Quand cette fureur de dément se fut éteinte (elle cessait inopinément comme elle avait commencé), quand enfin le malade fut recouché au milieu du lit, Antoine recula de quelques pas. Il était parvenu à une telle tension nerveuse qu’il claquait des dents. Il s’approchait frileusement de la cheminée, lorsque, levant les yeux, il aperçut dans la glace, éclairée par la flamme, son visage défait, ses cheveux ébouriffés, son regard mauvais. Il pivota sur lui-même, s’écroula dans un fauteuil, et, pressant son front entre ses mains, éclata en sanglots. Il en avait assez, assez… Le peu de force réagissante qui survivait en lui se concentrait en un désir éperdu : « Que ça finisse ! » Tout, plutôt que d’assister, impuissant, pendant une nuit encore, puis une nouvelle journée et peut-être une nouvelle nuit, à ce spectacle de l’enfer !

Jacques s’était approché.
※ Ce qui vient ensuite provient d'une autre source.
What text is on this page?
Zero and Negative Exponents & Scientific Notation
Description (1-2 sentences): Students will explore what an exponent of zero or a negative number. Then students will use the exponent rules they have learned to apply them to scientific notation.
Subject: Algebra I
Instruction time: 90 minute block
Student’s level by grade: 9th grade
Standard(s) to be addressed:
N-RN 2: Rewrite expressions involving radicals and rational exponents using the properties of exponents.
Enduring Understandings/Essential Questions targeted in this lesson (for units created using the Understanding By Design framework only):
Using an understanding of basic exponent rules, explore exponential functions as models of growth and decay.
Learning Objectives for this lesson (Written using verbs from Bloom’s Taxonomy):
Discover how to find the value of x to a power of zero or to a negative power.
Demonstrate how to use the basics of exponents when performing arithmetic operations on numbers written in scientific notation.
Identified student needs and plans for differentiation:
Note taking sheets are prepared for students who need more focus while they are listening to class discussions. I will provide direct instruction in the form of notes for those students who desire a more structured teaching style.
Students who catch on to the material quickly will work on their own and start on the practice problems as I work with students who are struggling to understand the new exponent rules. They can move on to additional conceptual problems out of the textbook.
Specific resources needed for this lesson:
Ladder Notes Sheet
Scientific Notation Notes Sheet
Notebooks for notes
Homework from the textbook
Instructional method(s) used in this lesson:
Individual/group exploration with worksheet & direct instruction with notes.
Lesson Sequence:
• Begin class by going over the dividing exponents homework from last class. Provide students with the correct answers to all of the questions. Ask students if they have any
À tout autre moment, il se serait jeté dans les bras de son frère ; mais sa sensibilité était émoussée autant que son énergie, et le spectacle de cette détresse, au lieu d’exalter la sienne, la paralysait. Figé sur place, il considérait avec étonnement ce visage battu, mouillé, grimaçant, et il y découvrait soudain un aspect du passé, la figure en larmes d’un gamin qu’il n’avait pas connu.
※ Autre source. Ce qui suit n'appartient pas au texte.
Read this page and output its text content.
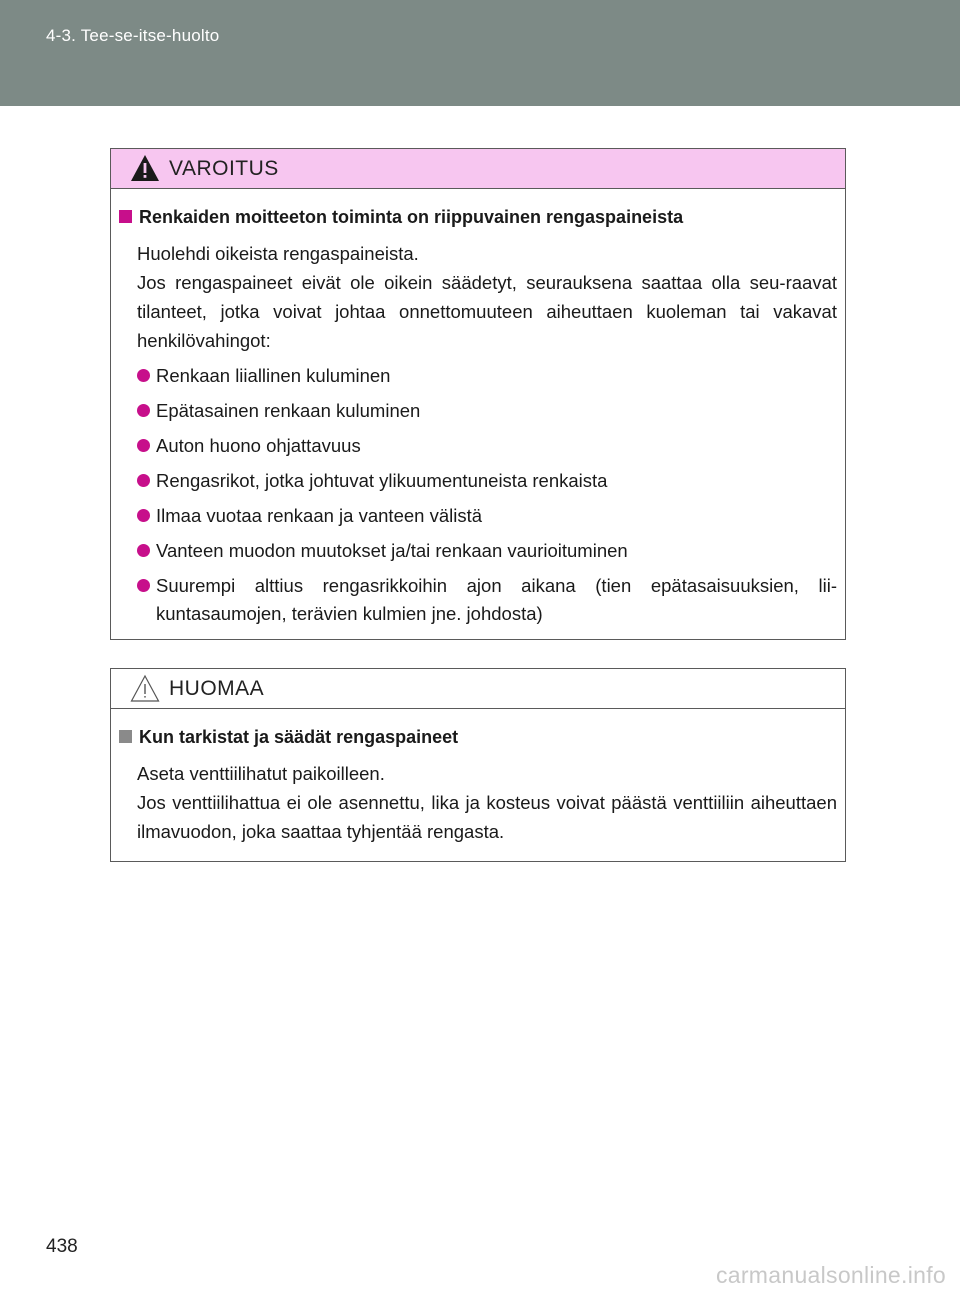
4-3. Tee-se-itse-huolto
VAROITUS
Renkaiden moitteeton toiminta on riippuvainen rengaspaineista
Huolehdi oikeista rengaspaineista.
Jos rengaspaineet eivät ole oikein säädetyt, seurauksena saattaa olla seu-raavat tilanteet, jotka voivat johtaa onnettomuuteen aiheuttaen kuoleman tai vakavat henkilövahingot:
Renkaan liiallinen kuluminen
Epätasainen renkaan kuluminen
Auton huono ohjattavuus
Rengasrikot, jotka johtuvat ylikuumentuneista renkaista
Ilmaa vuotaa renkaan ja vanteen välistä
Vanteen muodon muutokset ja/tai renkaan vaurioituminen
Suurempi alttius rengasrikkoihin ajon aikana (tien epätasaisuuksien, lii-kuntasaumojen, terävien kulmien jne. johdosta)
HUOMAA
Kun tarkistat ja säädät rengaspaineet
Aseta venttiilihatut paikoilleen.
Jos venttiilihattua ei ole asennettu, lika ja kosteus voivat päästä venttiiliin aiheuttaen ilmavuodon, joka saattaa tyhjentää rengasta.
438
carmanualsonline.info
Puis une pensée lui vint, qui, plusieurs fois déjà, l’avait hanté :

— « Tout de même, Antoine… Si tu demandais quelqu’un en consultation ? »

Antoine haussa les épaules. N’aurait-il pas été le premier à convoquer tous ses confrères s’il y avait eu la moindre difficulté à résoudre ? Il répondit quelques mots rudes que son frère ne put saisir : les cris de douleur avaient recommencé — ce qui était l’indice d’un bref répit avant la prochaine crise.

Jacques s’irrita :

— « Mais enfin, Antoine, cherche ! » cria-t-il. « Il est impossible qu’il n’y ait pas quelque chose à faire ! »

Antoine serrait les dents. Ses yeux étaient secs. Il releva le front, dévisagea brutalement son frère et murmura :

— « Si. Il y a une chose qu’on peut toujours faire. »

Jacques comprit. Il ne baissa pas les yeux, ne fit aucun mouvement.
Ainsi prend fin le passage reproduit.